Retrato de la desesperación

Relato seleccionado en el III Concurso de Relatos en Papel “La Lectura de Ramón”.
antología “Mañana a la misma hora”, editorial El Fantasma de los Sueños (2015)

El 26 de febrero de 1957, lo único que se oía en casa de la familia Solano era el tictac del reloj del comedor. Encarnación, la madre, lanzaba de vez en cuando preocupadas miradas que iban del reloj a la ventana. De repente, Magdalena, la pequeña, rompió el silencio:

—¿Por qué tarda tanto en venir hoy papá, mami?

Gabriel Solano no las tenía todas consigo. Su situación era desesperada, pero más aún lo era su plan. Se empujaba a sí mismo a seguir adelante recordándose las consecuencias de echarse atrás. Mientras picaba a la puerta, se acordó de que había dejado en casa las cápsulas con el veneno. Tal vez su conciencia, arrepentida en el último momento, le había querido echar una mano.

—Ah, hola, Gabriel, ¿lo puedo ayudar en algo? —lo saludó Matías, su casero, desde la entrada. Evitando mirarlo a los ojos, Gabriel empujó la puerta con la mano, haciendo ademán de entrar.

El discurso no lo llevaba preparado. En realidad, poco importaba lo que dijese. Lo que contaba era lo que iba a hacer a continuación.

—Verá, yo… —empezó.

El casero, confiado, le dio la espalda y echó a andar por el oscuro pasillo, esperando que Gabriel lo siguiera.

—¿Qué es lo que pasa? —insistió Matías— ¿Este mes tampoco podéis pagar el alquiler?

Aquellas fueron las palabras que dispararon el gatillo de su rabia. Sin pensarlo dos veces, Gabriel le puso una mano en el hombro al anciano, obligándole a darse la vuelta. Colocó sus manos alrededor del cuello y comenzó a apretar. Matías abrió la boca intentando gritar, pero de su garganta solo escapó un sonido ronco. Mientras que el color de su cara iba pasando de rojo a azul, Gabriel lo tumbó en el suelo y continuó oprimiendo. De repente, faltó a su promesa y lo miró a los ojos. Incluso aunque el corredor se encontraba a media luz, pudo distinguir las venillas rojas que se iban formando en el interior de sus globos oculares. Sus ojos azules pedían auxilio, desesperados, pero sus manos habían caído resignadas a ambos lados del cuerpo, preparadas para el fatal desenlace.
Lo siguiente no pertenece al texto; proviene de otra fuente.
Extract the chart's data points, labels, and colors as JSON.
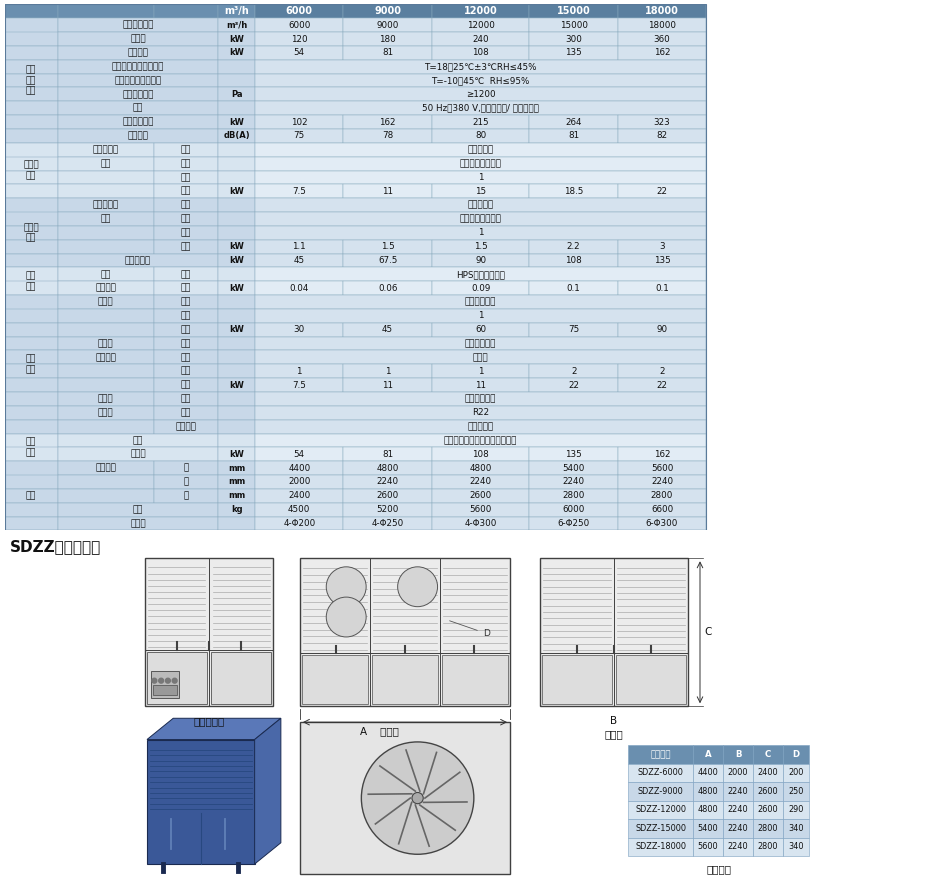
{
  "title": "SDZZ外形示意圖",
  "rows": [
    {
      "section": "机组\n整体\n性能",
      "col1": "額定處理風量",
      "col2": "",
      "unit": "m³/h",
      "vals": [
        "6000",
        "9000",
        "12000",
        "15000",
        "18000"
      ],
      "span": false
    },
    {
      "section": "",
      "col1": "制冷量",
      "col2": "",
      "unit": "kW",
      "vals": [
        "120",
        "180",
        "240",
        "300",
        "360"
      ],
      "span": false
    },
    {
      "section": "",
      "col1": "電加熱量",
      "col2": "",
      "unit": "kW",
      "vals": [
        "54",
        "81",
        "108",
        "135",
        "162"
      ],
      "span": false
    },
    {
      "section": "",
      "col1": "溫濕度控制範圍及精度",
      "col2": "",
      "unit": "",
      "vals": [
        "T=18～25℃±3℃RH≤45%"
      ],
      "span": true
    },
    {
      "section": "",
      "col1": "工作環境溫濕度範圍",
      "col2": "",
      "unit": "",
      "vals": [
        "T=-10～45℃  RH≤95%"
      ],
      "span": true
    },
    {
      "section": "",
      "col1": "送風機外余壓",
      "col2": "",
      "unit": "Pa",
      "vals": [
        "≥1200"
      ],
      "span": true
    },
    {
      "section": "",
      "col1": "電源",
      "col2": "",
      "unit": "",
      "vals": [
        "50 Hz，380 V,三相四線制/ 三相三線制"
      ],
      "span": true
    },
    {
      "section": "",
      "col1": "額定最大功率",
      "col2": "",
      "unit": "kW",
      "vals": [
        "102",
        "162",
        "215",
        "264",
        "323"
      ],
      "span": false
    },
    {
      "section": "",
      "col1": "機組噪音",
      "col2": "",
      "unit": "dB(A)",
      "vals": [
        "75",
        "78",
        "80",
        "81",
        "82"
      ],
      "span": false
    },
    {
      "section": "處理風\n系統",
      "col1": "空氣過濾器",
      "col2": "類型",
      "unit": "",
      "vals": [
        "金屬網板式"
      ],
      "span": true
    },
    {
      "section": "",
      "col1": "風機",
      "col2": "類型",
      "unit": "",
      "vals": [
        "單進風直連離心式"
      ],
      "span": true
    },
    {
      "section": "",
      "col1": "",
      "col2": "數量",
      "unit": "",
      "vals": [
        "1"
      ],
      "span": true
    },
    {
      "section": "",
      "col1": "",
      "col2": "功率",
      "unit": "kW",
      "vals": [
        "7.5",
        "11",
        "15",
        "18.5",
        "22"
      ],
      "span": false
    },
    {
      "section": "再生風\n系統",
      "col1": "空氣過濾器",
      "col2": "類型",
      "unit": "",
      "vals": [
        "金屬網板式"
      ],
      "span": true
    },
    {
      "section": "",
      "col1": "風機",
      "col2": "類型",
      "unit": "",
      "vals": [
        "單進風直連離心式"
      ],
      "span": true
    },
    {
      "section": "",
      "col1": "",
      "col2": "數量",
      "unit": "",
      "vals": [
        "1"
      ],
      "span": true
    },
    {
      "section": "",
      "col1": "",
      "col2": "功率",
      "unit": "kW",
      "vals": [
        "1.1",
        "1.5",
        "1.5",
        "2.2",
        "3"
      ],
      "span": false
    },
    {
      "section": "",
      "col1": "再生加熱量",
      "col2": "",
      "unit": "kW",
      "vals": [
        "45",
        "67.5",
        "90",
        "108",
        "135"
      ],
      "span": false
    },
    {
      "section": "轉輪\n系統",
      "col1": "轉輪",
      "col2": "類型",
      "unit": "",
      "vals": [
        "HPS（高效硅膠）"
      ],
      "span": true
    },
    {
      "section": "",
      "col1": "轉輪電機",
      "col2": "功率",
      "unit": "kW",
      "vals": [
        "0.04",
        "0.06",
        "0.09",
        "0.1",
        "0.1"
      ],
      "span": false
    },
    {
      "section": "制冷\n系統",
      "col1": "壓縮機",
      "col2": "類型",
      "unit": "",
      "vals": [
        "半封閉螺桿式"
      ],
      "span": true
    },
    {
      "section": "",
      "col1": "",
      "col2": "數量",
      "unit": "",
      "vals": [
        "1"
      ],
      "span": true
    },
    {
      "section": "",
      "col1": "",
      "col2": "功率",
      "unit": "kW",
      "vals": [
        "30",
        "45",
        "60",
        "75",
        "90"
      ],
      "span": false
    },
    {
      "section": "",
      "col1": "冷凝器",
      "col2": "類型",
      "unit": "",
      "vals": [
        "銅管套鋁片式"
      ],
      "span": true
    },
    {
      "section": "",
      "col1": "冷凝風機",
      "col2": "類型",
      "unit": "",
      "vals": [
        "軸流式"
      ],
      "span": true
    },
    {
      "section": "",
      "col1": "",
      "col2": "數量",
      "unit": "",
      "vals": [
        "1",
        "1",
        "1",
        "2",
        "2"
      ],
      "span": false
    },
    {
      "section": "",
      "col1": "",
      "col2": "功率",
      "unit": "kW",
      "vals": [
        "7.5",
        "11",
        "11",
        "22",
        "22"
      ],
      "span": false
    },
    {
      "section": "",
      "col1": "蒸發器",
      "col2": "類型",
      "unit": "",
      "vals": [
        "銅管套鋁片式"
      ],
      "span": true
    },
    {
      "section": "",
      "col1": "制冷劑",
      "col2": "類型",
      "unit": "",
      "vals": [
        "R22"
      ],
      "span": true
    },
    {
      "section": "",
      "col1": "",
      "col2": "節流方式",
      "unit": "",
      "vals": [
        "熱力膨脹閥"
      ],
      "span": true
    },
    {
      "section": "加熱\n系統",
      "col1": "類型",
      "col2": "",
      "unit": "",
      "vals": [
        "電加熱（不鏽鋼管繞不鏽鋼片）"
      ],
      "span": true
    },
    {
      "section": "",
      "col1": "加熱量",
      "col2": "",
      "unit": "kW",
      "vals": [
        "54",
        "81",
        "108",
        "135",
        "162"
      ],
      "span": false
    },
    {
      "section": "其他",
      "col1": "外形尺寸",
      "col2": "長",
      "unit": "mm",
      "vals": [
        "4400",
        "4800",
        "4800",
        "5400",
        "5600"
      ],
      "span": false
    },
    {
      "section": "",
      "col1": "",
      "col2": "寬",
      "unit": "mm",
      "vals": [
        "2000",
        "2240",
        "2240",
        "2240",
        "2240"
      ],
      "span": false
    },
    {
      "section": "",
      "col1": "",
      "col2": "高",
      "unit": "mm",
      "vals": [
        "2400",
        "2600",
        "2600",
        "2800",
        "2800"
      ],
      "span": false
    },
    {
      "section": "",
      "col1": "重量",
      "col2": "",
      "unit": "kg",
      "vals": [
        "4500",
        "5200",
        "5600",
        "6000",
        "6600"
      ],
      "span": false
    },
    {
      "section": "",
      "col1": "出風口",
      "col2": "",
      "unit": "",
      "vals": [
        "4-Φ200",
        "4-Φ250",
        "4-Φ300",
        "6-Φ250",
        "6-Φ300"
      ],
      "span": false
    }
  ],
  "header_bg": "#6a8faf",
  "val_header_bg": "#5a7f9f",
  "sec_colors": [
    "#c8d8e8",
    "#d8e5f0"
  ],
  "val_colors": [
    "#d5e2ee",
    "#e2ecf5"
  ],
  "border_color": "#8aabbf",
  "spec_table": {
    "headers": [
      "設備型號",
      "A",
      "B",
      "C",
      "D"
    ],
    "rows": [
      [
        "SDZZ-6000",
        "4400",
        "2000",
        "2400",
        "200"
      ],
      [
        "SDZZ-9000",
        "4800",
        "2240",
        "2600",
        "250"
      ],
      [
        "SDZZ-12000",
        "4800",
        "2240",
        "2600",
        "290"
      ],
      [
        "SDZZ-15000",
        "5400",
        "2240",
        "2800",
        "340"
      ],
      [
        "SDZZ-18000",
        "5600",
        "2240",
        "2800",
        "340"
      ]
    ],
    "caption": "主要尺寸",
    "header_bg": "#6a8faf",
    "row_bg_a": "#d8e5f0",
    "row_bg_b": "#c8d8e8"
  }
}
De forma inesperada, Gabriel dejó de hacer fuerzas y cerró los ojos. Se tapó el rostro con las manos, como queriendo negar las lágrimas que le resbalaban ahora por entre los dedos. Matías, sofocado, inhalaba imperiosamente el aire que hasta hacía un momento le había sido negado. Tosía, inspiraba y miraba a Gabriel con ojos entre aterrados y acusadores.

En el despacho de la policía lo confesó todo, como si en el fondo desease hacerlo. En la versión oficial constaba que, habiendo perdido su trabajo, Gabriel Solano era incapaz de afrontar las facturas y el alquiler de la casa, tras lo cual, su mujer, sus dos hijas y sus suegros, ancianos y enfermos, se quedarían en la calle. En su desesperación había trazado un estrambótico plan al que había hecho partícipe a su mujer, pero no colaboradora. Como Matías era viudo y sin hijos, pensó que, si acababa con su vida y se deshacía del cuerpo, podrían quedarse con la casa, haciendo pasar a su suegro como su casero, ya que ambos ancianos tenían edades similares. En un principio había pensado envenenarlo, pero, habiéndose olvidado las pastillas en casa, decidió optar por la vía desesperada.

—Solo me resta una duda —dijo el comisario, mientras garabateaba con el lápiz sobre una hoja de papel— ¿Por qué en el último momento dejó con vida a su casero?

Con la cabeza gacha, Gabriel respondió:

—Lo miré a los ojos y en ellos vi a mi padre fallecido. Matías era como él, un hombre que había trabajado mucho durante toda su vida para ganarse aquello de lo que ahora disfrutaba. Matarle a él habría sido como hacérselo a Fernando Solano.

El comisario dirigió al acusado una mirada de afectación, dándose cuenta, quizás, de la clase de persona que en realidad era Gabriel Solano: un hombre bueno, desesperado. Y pensó que las cosas en esta vida no son ni blancas ni negras; todo depende de la situación en que nos encontremos.